Evidence is information that comes closest to the facts of a matter. The form it takes depends on the context. The findings of high-quality, methodologically appropriate research are the most accurate evidence. Because research is often incomplete and sometimes contradictory or unavailable, other kinds of information are necessary supplements to or stand-ins for research. The evidence base for a decision is the multiple forms of evidence combined to balance rigour with expedience – while privileging the former over the latter. [3]

Consumer participation

The Australian community is an integral part of the research process. Not only are consumers the ultimate recipients of research findings, but they are potential advocates for change and need. The significant role that consumers can play has been recognised in the National Health and Medical Research Council’s (NHMRC) Statement on Consumer and Community Involvement in Health and Medical Research. The statement provides guidance on how to support consumer involvement in the research cycle, from determining what to research through to how to communicate and apply research.

Consumers are already active participants in generating evidence. As taxpayers, they fund research projects and research organisations. They are involved as participants in clinical trials and in population health surveys, and as advocates for consumer needs and interests through groups such as the Consumers Health Forum of Australia. Palliative care is an area of consumer significance. As the population ages and the disease base changes, the demand for and provision of healthcare is affected. [4] Understanding the specific needs of those needing palliative care is particularly important as the goals of care are not curative. Consumer input, particularly input from patients and carers, is vital in defining and measuring outcomes in this field. Fostering collaboration in the area of palliative care research is essential and needed. [5]

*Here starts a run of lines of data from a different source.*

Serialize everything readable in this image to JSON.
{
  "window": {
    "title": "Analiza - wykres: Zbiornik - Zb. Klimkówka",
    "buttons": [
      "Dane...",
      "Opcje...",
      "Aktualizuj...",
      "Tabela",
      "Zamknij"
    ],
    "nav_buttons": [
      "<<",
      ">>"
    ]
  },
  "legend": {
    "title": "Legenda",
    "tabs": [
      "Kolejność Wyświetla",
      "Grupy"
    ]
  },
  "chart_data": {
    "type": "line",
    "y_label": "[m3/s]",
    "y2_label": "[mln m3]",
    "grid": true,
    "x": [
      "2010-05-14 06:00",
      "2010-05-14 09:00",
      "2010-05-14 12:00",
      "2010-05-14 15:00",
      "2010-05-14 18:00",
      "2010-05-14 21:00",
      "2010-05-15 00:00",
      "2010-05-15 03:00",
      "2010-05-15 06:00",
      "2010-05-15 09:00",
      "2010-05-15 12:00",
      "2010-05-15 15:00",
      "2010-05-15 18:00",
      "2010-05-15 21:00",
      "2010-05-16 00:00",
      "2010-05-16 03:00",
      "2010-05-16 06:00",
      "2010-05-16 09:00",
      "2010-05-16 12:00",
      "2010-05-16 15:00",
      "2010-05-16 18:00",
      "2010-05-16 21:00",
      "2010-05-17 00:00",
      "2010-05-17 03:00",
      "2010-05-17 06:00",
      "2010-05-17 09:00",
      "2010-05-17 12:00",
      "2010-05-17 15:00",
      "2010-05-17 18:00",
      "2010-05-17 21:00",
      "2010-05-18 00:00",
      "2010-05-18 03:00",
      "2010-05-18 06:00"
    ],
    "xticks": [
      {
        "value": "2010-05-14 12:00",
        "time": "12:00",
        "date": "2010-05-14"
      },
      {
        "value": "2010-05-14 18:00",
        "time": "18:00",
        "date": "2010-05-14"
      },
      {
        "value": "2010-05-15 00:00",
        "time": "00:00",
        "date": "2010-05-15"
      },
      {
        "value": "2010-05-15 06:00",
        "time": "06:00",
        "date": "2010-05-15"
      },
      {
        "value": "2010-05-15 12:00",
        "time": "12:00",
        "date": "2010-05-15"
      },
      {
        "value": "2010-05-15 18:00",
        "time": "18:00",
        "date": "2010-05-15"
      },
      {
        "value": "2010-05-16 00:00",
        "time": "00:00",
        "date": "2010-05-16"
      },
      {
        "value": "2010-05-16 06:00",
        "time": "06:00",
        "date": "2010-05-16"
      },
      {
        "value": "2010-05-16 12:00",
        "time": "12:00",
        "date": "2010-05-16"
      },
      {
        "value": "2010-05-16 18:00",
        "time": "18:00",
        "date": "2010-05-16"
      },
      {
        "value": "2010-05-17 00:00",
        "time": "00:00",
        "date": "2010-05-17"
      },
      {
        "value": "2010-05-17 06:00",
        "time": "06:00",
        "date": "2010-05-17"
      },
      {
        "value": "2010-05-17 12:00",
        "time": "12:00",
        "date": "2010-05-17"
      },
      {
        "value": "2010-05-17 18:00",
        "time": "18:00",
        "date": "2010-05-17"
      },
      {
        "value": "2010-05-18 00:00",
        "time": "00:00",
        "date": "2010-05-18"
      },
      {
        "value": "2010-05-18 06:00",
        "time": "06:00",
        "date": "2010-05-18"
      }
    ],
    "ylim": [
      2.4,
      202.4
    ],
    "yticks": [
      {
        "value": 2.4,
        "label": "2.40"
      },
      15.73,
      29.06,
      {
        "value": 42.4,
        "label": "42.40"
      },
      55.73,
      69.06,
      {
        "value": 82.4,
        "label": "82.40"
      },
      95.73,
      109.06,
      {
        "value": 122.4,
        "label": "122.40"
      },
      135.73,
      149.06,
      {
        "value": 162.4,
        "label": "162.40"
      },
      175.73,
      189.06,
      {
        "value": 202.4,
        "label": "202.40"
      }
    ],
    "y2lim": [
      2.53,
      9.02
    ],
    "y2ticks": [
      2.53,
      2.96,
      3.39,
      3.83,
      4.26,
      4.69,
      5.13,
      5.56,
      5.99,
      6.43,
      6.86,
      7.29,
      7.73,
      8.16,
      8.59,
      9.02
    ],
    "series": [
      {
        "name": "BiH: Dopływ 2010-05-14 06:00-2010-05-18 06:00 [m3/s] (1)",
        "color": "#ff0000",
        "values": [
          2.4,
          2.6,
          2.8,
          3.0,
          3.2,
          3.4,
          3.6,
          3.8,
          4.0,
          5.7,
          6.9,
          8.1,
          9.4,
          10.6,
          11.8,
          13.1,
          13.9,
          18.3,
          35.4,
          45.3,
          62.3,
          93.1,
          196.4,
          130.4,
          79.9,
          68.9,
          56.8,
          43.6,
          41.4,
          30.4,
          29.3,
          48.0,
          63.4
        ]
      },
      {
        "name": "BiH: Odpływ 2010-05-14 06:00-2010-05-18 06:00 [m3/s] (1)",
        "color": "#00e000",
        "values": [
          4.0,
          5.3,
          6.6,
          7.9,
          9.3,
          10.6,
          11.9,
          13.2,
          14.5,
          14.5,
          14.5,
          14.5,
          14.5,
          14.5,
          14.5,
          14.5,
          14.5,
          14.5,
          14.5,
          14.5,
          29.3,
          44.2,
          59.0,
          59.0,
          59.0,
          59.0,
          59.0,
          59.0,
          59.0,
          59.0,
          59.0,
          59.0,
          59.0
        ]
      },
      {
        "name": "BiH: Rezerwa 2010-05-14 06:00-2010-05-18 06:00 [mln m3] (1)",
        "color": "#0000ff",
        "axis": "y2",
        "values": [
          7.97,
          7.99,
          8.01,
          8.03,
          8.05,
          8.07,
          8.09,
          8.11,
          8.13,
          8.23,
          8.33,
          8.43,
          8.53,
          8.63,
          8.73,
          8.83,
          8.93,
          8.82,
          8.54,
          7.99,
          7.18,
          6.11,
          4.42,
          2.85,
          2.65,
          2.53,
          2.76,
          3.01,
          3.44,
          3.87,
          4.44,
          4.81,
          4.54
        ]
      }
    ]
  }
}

    1. Australian Code for the Responsible Conduct of Research 2018. Canberra: National Health and Medical Research Council, Australian Research Council and Universities Australia. Commonwealth of Australia, 2018.
    2. Dammann O. Data, Information, Evidence, and Knowledge:: A Proposal for Health Informatics and Data Science. Online J Public Health Inform. 2019 Mar 5;10(3):e224. doi: 10.5210/ojphi.v10i3.9631.
    3. Canadian Health Services Research Foundation (CHSRF). Annual report 2005. Ottawa: CHSRF; 2005. p. 9.
    4. Australian Institute of Health and Welfare (AIHW). Palliative care services in Australia [Internet]. Canberra: AIHW; 2022. [cited 2022 May 11]. 
    5. Scholz B, Bevan A, Georgousopoulou E, Collier A, Mitchell I. Consumer and carer leadership in palliative care academia and practice: A systematic review with narrative synthesis. Palliat Med. 2019 Sep;33(8):959-968. doi: 10.1177/0269216319854012. Epub 2019 Jun 14.